Does design matter for markets?
This article concerns the intriguing appointment of a chief design officer at pharmaceutical giant Johnson and Johnson, known to most for us for consumer products such as Band Aid, Lisertine and Tylenol, but owing its $275 billion market capitalisation to the 80% of revenues that derive from pharmaceuticals and medical devices.
The appointment of Ernesto Quinteros, announced on March 20 2014, signals a board-level belief that great design wins market share. But it's not just looking pretty that counts - it is the melding of design to functionality that drives sales.
In the prescription drugs area, the zeitgeist is for product and packaging design that delivers health benefits: handy packs that remind patients when to take a pill (eg, bottles that light up at dose time) or that they already took one (eg, tear strips), or smart pills that sense serum levels of active drug and adjust reminders accordingly. One of the biggest problems in healthcare is that many patients simply don’t take their medication, particularly those on multiple pills (who are often elderly and forgetful). While I have not seen an economic analysis of the impact of forgetful patients on drug company revenues, one useful byproduct of well-disciplined patients is that they consume more pills, which creates more frequent repeat prescriptions.
Market theorists explain the correlation between design, brand value and market-to-book ratios of US consumer products companies as deriving from an “economic moat”, in which design helps to protect branded companies from competition. Interbrand has quantified the value of this effect, proposing that it explains, for example, as much as 13% of Apple’s industry outperformance in sales.

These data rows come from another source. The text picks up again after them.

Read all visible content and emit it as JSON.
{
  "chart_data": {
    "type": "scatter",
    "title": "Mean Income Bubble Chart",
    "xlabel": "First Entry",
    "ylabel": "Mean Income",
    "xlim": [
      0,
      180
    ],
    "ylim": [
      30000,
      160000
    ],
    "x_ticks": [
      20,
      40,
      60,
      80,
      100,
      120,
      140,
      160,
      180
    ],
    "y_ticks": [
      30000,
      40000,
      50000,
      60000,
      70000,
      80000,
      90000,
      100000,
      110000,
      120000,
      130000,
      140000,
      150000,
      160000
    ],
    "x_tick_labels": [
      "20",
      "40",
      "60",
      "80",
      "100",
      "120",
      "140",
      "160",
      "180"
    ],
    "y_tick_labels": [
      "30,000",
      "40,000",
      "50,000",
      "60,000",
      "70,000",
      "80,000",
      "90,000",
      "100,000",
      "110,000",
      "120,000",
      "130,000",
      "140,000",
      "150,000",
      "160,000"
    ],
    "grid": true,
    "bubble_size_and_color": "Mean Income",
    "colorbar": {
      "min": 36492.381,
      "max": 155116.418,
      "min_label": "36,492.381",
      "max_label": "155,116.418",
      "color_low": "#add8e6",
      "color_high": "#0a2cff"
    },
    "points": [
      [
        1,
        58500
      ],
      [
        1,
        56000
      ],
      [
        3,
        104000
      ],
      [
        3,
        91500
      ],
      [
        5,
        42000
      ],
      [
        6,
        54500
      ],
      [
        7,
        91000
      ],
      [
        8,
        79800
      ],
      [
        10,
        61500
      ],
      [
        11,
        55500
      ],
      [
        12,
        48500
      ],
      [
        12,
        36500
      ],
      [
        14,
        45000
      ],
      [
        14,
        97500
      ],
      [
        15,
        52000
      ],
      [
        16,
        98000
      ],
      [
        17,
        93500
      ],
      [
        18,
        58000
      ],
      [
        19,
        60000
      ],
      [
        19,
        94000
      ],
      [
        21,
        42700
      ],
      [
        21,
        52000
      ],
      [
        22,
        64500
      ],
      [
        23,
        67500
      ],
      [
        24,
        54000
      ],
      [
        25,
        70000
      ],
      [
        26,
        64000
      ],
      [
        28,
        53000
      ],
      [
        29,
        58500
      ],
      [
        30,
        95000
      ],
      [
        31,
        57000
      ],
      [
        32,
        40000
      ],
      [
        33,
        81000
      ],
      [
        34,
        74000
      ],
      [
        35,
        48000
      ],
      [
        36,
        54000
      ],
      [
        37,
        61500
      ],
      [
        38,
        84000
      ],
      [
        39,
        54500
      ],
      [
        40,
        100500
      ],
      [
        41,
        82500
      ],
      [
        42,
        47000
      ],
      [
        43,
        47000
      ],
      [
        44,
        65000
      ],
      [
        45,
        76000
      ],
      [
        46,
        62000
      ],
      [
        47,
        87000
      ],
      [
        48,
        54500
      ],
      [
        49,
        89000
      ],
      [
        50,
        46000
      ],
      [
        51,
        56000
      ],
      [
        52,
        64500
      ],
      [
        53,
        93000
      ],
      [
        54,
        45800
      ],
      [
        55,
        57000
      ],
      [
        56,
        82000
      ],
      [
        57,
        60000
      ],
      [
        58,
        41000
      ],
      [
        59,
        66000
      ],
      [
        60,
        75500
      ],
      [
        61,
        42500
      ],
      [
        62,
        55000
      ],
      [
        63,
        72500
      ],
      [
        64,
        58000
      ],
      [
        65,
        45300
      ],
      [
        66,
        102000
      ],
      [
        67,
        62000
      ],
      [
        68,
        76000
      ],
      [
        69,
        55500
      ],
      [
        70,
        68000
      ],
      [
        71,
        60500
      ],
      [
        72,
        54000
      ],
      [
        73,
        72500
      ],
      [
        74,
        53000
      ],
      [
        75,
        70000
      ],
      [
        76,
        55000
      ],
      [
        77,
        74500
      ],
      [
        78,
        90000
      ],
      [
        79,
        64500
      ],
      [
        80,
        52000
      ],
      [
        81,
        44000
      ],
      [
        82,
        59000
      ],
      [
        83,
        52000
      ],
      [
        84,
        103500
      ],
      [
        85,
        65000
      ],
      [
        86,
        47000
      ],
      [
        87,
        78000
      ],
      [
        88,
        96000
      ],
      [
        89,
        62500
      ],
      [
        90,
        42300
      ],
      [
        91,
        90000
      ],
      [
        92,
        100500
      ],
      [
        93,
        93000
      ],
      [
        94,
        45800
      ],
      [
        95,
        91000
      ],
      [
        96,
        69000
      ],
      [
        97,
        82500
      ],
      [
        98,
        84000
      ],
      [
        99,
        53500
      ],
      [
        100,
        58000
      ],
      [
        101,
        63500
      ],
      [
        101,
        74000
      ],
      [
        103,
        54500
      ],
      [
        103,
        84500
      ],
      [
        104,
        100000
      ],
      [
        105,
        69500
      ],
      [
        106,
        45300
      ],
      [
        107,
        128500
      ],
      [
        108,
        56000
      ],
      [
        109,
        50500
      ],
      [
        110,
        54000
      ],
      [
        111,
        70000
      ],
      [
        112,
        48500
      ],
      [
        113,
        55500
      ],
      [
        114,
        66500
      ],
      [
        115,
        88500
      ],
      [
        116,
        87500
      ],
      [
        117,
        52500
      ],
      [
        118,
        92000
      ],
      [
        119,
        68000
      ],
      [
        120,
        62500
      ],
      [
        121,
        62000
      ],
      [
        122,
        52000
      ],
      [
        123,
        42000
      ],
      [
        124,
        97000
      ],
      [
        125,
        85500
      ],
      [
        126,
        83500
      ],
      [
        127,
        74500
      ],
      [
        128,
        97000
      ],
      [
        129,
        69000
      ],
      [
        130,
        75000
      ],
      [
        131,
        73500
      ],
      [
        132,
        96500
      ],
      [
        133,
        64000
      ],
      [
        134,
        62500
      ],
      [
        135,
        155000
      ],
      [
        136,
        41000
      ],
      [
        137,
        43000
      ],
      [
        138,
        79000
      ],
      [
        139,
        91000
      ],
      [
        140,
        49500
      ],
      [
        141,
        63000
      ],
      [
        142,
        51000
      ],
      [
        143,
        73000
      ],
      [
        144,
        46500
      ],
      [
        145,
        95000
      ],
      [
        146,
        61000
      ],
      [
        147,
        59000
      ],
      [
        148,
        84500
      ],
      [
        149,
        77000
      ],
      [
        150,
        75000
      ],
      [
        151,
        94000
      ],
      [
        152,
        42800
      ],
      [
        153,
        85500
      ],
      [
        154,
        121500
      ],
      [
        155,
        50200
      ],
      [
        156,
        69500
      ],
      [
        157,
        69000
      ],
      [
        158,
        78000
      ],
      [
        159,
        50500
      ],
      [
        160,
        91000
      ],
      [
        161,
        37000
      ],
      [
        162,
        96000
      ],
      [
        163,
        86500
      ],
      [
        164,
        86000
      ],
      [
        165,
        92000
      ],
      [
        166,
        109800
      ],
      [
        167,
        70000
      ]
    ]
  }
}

However, while there is broad consensus that design/branding supports market value in consumer products companies, these findings do not apply equally across all industries. For example, a 2012 study by Colleen Kirk in the Journal of Brand Management found that in industrial companies, this relationship is much more tenuous. Comparing industrial companies such as Accenture, Caterpillar, Cisco and GE to consumer products companies such as Coca-Cola, Colgate Palmolive and Disney, the relative impact of design/branding was significantly different.
Perhaps unsurprisingly, industrial companies seem to be less affected by design and branding than their consumer products cousins. In industrial sectors company perception factors such as pricing, infrastructure, balance sheet, service and support were much more important for sales than product perception.
This industry sector distinction for the relationship between brand equity and market performance is not picked up by traditional brand equity methodology. Therefore, there seems to be great value for those professional/financial service or industrial companies which can figure out how design/branding spend can translate into higher-quality sales/sticky customers. While brand initiatives are commonplace (witness PwC Consulting’s disastrous £75 million re-launch as Monday or British Airways' successful migration to BA), I am hard pressed to find a services or industrial company that has succeeded to the extent that its brand equity has tangibly affected longer-term stock price. If anyone out there has some suggestions, I would love to hear them.
When writing this article, I ran the last five years' stock market performance of the world's top 10 'meaningful' brands (as defined by HAVAS) against the Bloomberg World Index (see graph below). The companies studied were Google, Samsung, Microsoft, Nestlé, Sony, Ikea, Dove, Nike, Wal-Mart, Danone, Procter & Gamble and Philips. The results were inconclusive, with as many brands above the line as below and a lot of volatility.
Click image to enlarge
My conclusion? Just as for my previous research into patents and R&D spend, trying to tie single factors to corporate performance over the medium (five-year) term is not a great investment strategy. Markets are unfortunately more complex than that. Perhaps the notion of great branding driving performance is a rationalisation of survivor bias. After all, those great brand ideas that failed are not part of the analysis.